Saturday, 27 July 2013

Review - Songs of Willow Frost by Jamie Ford

Jamie Ford does it again.  I adored Hotel On The Corner Of Bitter And Sweet, Jamie Ford‘s first novel, with its tender love story holding its own against a vividly drawn background of war and racial tension.  I wouldn’t have thought it possible, but this novel steps it up another gear – if I wept at the first book, this one really had me in pieces. Again, the background is vast, but the focus is on a small story in the middle of it all.

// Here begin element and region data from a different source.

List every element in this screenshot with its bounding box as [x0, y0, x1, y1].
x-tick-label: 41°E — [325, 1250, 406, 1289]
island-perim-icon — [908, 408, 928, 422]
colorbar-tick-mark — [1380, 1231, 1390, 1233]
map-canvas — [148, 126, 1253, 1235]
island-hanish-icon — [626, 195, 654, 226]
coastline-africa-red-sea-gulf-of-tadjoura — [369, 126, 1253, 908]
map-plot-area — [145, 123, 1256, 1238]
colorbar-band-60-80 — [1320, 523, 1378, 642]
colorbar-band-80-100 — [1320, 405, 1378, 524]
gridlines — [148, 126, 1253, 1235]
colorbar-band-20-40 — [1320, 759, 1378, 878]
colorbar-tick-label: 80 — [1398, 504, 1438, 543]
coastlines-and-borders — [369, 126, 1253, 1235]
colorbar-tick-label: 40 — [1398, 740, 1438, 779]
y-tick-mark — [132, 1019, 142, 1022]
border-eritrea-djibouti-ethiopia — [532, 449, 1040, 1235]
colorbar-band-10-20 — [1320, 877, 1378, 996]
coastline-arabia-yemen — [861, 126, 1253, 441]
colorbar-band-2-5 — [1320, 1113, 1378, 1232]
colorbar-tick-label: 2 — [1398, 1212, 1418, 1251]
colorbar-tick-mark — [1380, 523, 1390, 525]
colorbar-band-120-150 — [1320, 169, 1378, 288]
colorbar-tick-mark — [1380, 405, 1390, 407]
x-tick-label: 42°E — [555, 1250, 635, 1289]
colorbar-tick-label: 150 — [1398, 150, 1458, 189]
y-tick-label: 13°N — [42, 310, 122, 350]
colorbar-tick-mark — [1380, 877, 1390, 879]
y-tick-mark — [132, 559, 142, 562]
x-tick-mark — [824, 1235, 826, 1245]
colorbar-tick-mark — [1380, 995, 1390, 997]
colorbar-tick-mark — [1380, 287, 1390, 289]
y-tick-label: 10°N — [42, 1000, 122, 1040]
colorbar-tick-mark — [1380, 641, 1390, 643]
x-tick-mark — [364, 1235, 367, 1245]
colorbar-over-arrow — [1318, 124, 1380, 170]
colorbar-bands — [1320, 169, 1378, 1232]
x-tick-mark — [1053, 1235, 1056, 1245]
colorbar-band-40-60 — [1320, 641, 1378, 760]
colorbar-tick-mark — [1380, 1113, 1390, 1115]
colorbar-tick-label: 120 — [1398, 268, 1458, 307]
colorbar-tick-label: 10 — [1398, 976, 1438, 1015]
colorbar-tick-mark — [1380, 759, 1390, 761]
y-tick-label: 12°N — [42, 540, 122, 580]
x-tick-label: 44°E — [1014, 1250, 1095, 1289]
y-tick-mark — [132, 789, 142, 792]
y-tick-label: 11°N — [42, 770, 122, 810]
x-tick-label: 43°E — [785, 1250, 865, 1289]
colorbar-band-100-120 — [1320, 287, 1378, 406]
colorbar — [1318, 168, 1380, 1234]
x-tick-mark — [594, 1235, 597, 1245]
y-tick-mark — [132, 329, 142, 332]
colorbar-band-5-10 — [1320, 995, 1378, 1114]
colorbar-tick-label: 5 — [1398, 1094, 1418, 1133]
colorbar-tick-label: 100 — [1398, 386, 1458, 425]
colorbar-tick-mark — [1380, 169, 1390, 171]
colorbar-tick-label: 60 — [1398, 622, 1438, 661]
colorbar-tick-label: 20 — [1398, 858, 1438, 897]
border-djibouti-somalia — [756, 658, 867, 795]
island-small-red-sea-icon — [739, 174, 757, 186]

There are two linked story threads, separated by time. In 1931, William is 12 and a long-term resident at the Sacred Heart orphanage near Seattle. This is a harsh environment of beatings and grub-ridden food: but this is the children’s birthday (an arbitrary one, based on the Pope’s birthday), so the children are given a present from home and a trip to the movie theatre.  William’s “gift” is the news that his mother was taken to a sanatorium when doctors refused to care for her – both William and his mother are Chinese. At the theatre, William recognises the singer on the screen – known as Willow Frost – as his mother, and so begins his search for her, accompanied by his blind but clear-sighted friend Charlotte. The other thread is Willow’s story - one of persecution, prejudice, and survival by any means available.

This is a really heartbreaking read, told in a simple and straightforward storytelling style that I found quite mesmerising. It’s an easy read in some ways, but in others extremely difficult – there are some moments almost too painful to read on. William is a brilliantly drawn character – engaging and old beyond his years, but vulnerable and loveable too. Willow is also a strong character, singing at a sheet music store to support her child and surviving the most dreadful privations at home. 

Despite the immense sadness the book manages to tread a difficult line to remain well on the right side of desperation, and Jamie Ford’s wonderfully simple prose and rich descriptions - that bring 20s and 30s Seattle to life - shine throughout.  Without a shadow of a doubt, this is one of my books of the year so far – don’t miss it.  

My thanks to netgalley and Random House for the advance reading e-copy. This book will be released in the UK on 10th September 2013 by Allison and Busby.


  1. Oooh! thanks for bringing this to my attention, Anne. Must put on my wish list - I loved her first novel too.

  2. And I think you'd love this one too Susan. Have to break it to you though - Jamie Ford is a man! xx

    1. Noooooo! Well, well, well. Very emotive writing style, which sort of fooled me, but really I just presumed that he was a she because so many American names are for both sexes, and this is one of them. Thank you Anne and Sorry, Jamie!

  3. I loved the first book Anne and can't wait to read this one, I've just received a copy and very excited after reading your review!